Kebijakan pembedaan skema berdasarkan jenis baterai sengaja dirancang untuk meningkatkan utilisasi komoditas nikel dalam negeri serta mendukung program hilirisasi. Purbaya menegaskan bahwa pemerintah berkomitmen mematahkan anggapan media internasional yang meragukan masa depan nikel Indonesia setelah munculnya teknologi baterai alternatif.
"Kenapa saya pakai yang nikel lebih besar subsidinya, karena supaya nikel kita kepake. Dulu saya baca di Economist, judulnya 'Mimpi Indonesia Menguasai Dunia Baterai hilang' karena China pakai bukan nikel. Kita balik sekarang, nikelnya kita pakai, biar punya kita nikelnya bisa terpakai dan hilirisasi teknologi baterainya berjalan," jelas Purbaya Yudhi Sadewa, Menteri Keuangan.
Untuk tahap awal, kuota subsidi akan menyasar 200 ribu unit kendaraan listrik yang terbagi masing-masing 100 ribu unit untuk motor dan mobil. Pemerintah telah menetapkan besaran subsidi motor listrik sebesar Rp 5 juta per unit, sementara nilai subsidi untuk mobil listrik masih dalam tahap finalisasi.
"Kira kira untuk mobil listrik akan kita kasih berapa? 100.000 subisidi pertama. Kalau habis kita kasih lagi. Motor listrik juga sama. 100 ribu pertama kita akan kasih. Berapa? Rp 5 juta," ujar Purbaya Yudhi Sadewa, Menteri Keuangan.
Kepastian mengenai mekanisme teknis dan pengumuman resmi terkait kebijakan ini akan disampaikan lebih lanjut oleh Kementerian Perindustrian. Purbaya menambahkan bahwa inisiatif ini merupakan bagian dari upaya memastikan produktivitas di sektor manufaktur terus bergerak seiring dengan permintaan pasar yang sudah mulai tumbuh.

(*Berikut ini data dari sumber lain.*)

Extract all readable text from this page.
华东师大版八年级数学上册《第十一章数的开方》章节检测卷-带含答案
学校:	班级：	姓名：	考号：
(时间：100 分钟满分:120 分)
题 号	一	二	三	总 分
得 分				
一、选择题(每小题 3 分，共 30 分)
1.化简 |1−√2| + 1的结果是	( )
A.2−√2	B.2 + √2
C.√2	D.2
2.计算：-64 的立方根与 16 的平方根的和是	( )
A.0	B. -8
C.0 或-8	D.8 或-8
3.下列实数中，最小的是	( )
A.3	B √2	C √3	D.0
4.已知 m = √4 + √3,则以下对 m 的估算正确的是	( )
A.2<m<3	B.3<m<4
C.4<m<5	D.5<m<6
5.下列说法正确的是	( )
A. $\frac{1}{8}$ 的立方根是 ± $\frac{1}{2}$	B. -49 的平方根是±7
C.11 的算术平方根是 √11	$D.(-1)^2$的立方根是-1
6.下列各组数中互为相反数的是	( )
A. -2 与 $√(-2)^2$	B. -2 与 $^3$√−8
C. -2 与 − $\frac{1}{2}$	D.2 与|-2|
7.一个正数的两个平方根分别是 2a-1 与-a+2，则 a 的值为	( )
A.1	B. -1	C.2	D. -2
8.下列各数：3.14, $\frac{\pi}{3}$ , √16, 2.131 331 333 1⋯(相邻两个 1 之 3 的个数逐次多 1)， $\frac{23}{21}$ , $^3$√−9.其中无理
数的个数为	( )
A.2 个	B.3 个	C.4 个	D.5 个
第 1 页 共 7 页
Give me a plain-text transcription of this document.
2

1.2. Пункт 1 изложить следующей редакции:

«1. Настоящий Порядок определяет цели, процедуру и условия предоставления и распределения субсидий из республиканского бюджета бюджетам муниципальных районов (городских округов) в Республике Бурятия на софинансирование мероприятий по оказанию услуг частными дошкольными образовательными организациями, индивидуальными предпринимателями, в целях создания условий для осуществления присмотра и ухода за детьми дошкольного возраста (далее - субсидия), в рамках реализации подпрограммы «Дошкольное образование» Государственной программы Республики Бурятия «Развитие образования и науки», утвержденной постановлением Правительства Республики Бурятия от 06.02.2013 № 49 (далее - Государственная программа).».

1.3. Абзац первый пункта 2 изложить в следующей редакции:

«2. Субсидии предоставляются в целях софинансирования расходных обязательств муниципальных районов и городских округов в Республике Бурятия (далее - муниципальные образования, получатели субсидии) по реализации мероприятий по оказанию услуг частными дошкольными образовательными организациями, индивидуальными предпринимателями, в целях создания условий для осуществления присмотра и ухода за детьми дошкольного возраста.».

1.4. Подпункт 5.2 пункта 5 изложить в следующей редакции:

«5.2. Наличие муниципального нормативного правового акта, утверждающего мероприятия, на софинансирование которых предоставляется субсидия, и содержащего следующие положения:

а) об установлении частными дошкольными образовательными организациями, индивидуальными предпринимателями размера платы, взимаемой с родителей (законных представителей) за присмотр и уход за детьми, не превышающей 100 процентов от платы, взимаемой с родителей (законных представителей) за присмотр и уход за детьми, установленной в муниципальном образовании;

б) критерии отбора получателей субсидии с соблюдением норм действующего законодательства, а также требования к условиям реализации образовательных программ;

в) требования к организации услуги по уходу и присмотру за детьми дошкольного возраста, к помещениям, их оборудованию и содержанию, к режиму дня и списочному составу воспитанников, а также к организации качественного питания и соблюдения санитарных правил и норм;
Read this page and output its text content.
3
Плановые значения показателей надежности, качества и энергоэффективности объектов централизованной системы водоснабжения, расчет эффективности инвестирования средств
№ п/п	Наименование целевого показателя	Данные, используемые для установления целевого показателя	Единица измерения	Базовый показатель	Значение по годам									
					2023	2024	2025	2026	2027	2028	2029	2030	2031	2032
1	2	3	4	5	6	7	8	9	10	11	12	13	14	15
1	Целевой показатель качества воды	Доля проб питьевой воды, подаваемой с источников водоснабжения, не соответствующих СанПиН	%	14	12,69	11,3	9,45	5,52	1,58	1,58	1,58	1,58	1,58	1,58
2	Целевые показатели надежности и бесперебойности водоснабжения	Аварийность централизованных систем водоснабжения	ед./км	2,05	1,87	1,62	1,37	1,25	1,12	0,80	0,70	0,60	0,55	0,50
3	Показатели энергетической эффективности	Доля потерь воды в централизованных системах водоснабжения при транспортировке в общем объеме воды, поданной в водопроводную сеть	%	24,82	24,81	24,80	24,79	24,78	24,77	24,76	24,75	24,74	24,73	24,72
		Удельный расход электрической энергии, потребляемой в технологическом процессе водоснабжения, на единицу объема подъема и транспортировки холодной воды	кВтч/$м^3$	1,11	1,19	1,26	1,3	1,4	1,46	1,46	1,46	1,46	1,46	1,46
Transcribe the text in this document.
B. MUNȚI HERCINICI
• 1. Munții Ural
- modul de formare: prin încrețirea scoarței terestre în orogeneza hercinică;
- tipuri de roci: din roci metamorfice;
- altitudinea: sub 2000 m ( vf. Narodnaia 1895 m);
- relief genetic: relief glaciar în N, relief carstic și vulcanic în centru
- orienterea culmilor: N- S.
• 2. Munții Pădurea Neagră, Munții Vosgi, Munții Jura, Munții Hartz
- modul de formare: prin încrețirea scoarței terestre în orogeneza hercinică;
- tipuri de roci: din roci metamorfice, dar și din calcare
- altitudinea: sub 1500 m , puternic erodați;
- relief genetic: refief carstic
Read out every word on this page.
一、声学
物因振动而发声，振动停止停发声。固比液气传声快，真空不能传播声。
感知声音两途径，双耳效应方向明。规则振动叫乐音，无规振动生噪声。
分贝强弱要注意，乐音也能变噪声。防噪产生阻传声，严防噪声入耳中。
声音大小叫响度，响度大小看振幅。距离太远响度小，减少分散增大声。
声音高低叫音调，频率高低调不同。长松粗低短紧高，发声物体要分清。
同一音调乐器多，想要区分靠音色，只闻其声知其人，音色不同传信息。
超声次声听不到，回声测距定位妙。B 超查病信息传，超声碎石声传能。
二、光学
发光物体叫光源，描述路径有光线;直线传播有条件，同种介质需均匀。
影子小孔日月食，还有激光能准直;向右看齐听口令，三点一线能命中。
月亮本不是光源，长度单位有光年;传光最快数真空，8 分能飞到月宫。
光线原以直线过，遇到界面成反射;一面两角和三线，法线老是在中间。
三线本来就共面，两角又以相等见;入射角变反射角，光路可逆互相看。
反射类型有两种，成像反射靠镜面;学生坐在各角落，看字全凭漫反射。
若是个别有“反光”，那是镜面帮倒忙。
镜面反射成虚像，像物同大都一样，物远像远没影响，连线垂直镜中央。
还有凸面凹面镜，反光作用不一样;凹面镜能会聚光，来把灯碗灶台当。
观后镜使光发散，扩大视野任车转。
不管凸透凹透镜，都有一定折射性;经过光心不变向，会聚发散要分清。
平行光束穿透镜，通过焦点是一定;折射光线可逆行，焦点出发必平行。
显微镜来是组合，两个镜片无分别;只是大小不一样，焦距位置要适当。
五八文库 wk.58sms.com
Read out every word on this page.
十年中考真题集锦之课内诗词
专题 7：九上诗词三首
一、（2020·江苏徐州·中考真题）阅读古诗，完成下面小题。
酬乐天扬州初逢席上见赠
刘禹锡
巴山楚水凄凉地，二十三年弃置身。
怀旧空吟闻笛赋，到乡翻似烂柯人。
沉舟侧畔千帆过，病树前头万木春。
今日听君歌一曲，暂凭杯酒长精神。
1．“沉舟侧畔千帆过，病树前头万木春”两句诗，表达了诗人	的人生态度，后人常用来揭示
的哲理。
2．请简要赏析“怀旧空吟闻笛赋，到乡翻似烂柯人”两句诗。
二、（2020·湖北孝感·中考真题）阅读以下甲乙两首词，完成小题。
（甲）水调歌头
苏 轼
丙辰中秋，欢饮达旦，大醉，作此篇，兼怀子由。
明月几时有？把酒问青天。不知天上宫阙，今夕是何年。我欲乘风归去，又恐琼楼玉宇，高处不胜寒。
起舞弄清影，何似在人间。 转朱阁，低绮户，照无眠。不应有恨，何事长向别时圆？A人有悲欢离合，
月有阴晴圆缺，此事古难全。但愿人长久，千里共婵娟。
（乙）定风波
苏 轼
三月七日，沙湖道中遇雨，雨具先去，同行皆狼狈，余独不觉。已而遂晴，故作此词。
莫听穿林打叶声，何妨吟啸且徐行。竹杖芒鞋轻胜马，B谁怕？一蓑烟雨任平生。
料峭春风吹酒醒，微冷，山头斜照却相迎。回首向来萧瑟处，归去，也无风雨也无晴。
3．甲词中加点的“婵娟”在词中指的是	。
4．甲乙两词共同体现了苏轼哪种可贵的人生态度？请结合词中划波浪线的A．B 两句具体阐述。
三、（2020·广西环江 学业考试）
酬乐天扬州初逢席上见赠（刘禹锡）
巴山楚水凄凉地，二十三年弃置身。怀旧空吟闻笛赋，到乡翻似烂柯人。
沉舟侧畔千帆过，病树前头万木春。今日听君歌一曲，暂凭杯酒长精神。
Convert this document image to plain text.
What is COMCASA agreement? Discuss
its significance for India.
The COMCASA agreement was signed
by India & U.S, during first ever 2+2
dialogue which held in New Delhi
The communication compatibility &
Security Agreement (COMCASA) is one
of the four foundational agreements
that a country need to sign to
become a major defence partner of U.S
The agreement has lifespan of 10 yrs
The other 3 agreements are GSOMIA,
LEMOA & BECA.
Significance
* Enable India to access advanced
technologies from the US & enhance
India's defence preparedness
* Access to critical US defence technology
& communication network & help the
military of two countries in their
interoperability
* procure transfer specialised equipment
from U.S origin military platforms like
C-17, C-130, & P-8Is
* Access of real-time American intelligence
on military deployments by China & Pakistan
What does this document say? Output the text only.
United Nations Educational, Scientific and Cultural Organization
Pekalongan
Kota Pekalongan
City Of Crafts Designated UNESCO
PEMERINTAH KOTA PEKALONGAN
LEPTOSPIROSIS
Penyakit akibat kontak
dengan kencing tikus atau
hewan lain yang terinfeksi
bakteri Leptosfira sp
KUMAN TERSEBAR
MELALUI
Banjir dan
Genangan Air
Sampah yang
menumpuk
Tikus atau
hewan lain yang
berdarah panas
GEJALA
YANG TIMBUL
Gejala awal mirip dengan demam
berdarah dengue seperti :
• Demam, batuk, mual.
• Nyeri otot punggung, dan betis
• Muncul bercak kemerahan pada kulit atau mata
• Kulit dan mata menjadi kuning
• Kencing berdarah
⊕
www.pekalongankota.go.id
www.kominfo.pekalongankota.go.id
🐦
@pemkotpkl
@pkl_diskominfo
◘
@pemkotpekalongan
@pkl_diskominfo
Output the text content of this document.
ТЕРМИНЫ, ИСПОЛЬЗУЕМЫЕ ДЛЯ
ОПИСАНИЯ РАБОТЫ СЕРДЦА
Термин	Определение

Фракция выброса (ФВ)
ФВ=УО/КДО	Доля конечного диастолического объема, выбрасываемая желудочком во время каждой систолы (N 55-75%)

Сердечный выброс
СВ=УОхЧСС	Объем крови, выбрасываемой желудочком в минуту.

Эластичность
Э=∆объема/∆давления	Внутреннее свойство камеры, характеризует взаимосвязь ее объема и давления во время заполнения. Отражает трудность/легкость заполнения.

"Ini untuk mendorong pertumbuhan ekonomi dalam jangka pendek ke depan, triwulan III dan ke tempat. Juni awal akan jalan itu salah satu kebijakan itu. Nanti akan diumumkan lagi Menteri Perindustrian dan Menko Perekonomian," terang Purbaya Yudhi Sadewa, Menteri Keuangan.
"Semangat kita yakni kita akan memastikan semua mesin ekonomi akan berjalan, demand sudah jalan ,sekarang di sektor manufaktur," sambung Purbaya Yudhi Sadewa, Menteri Keuangan.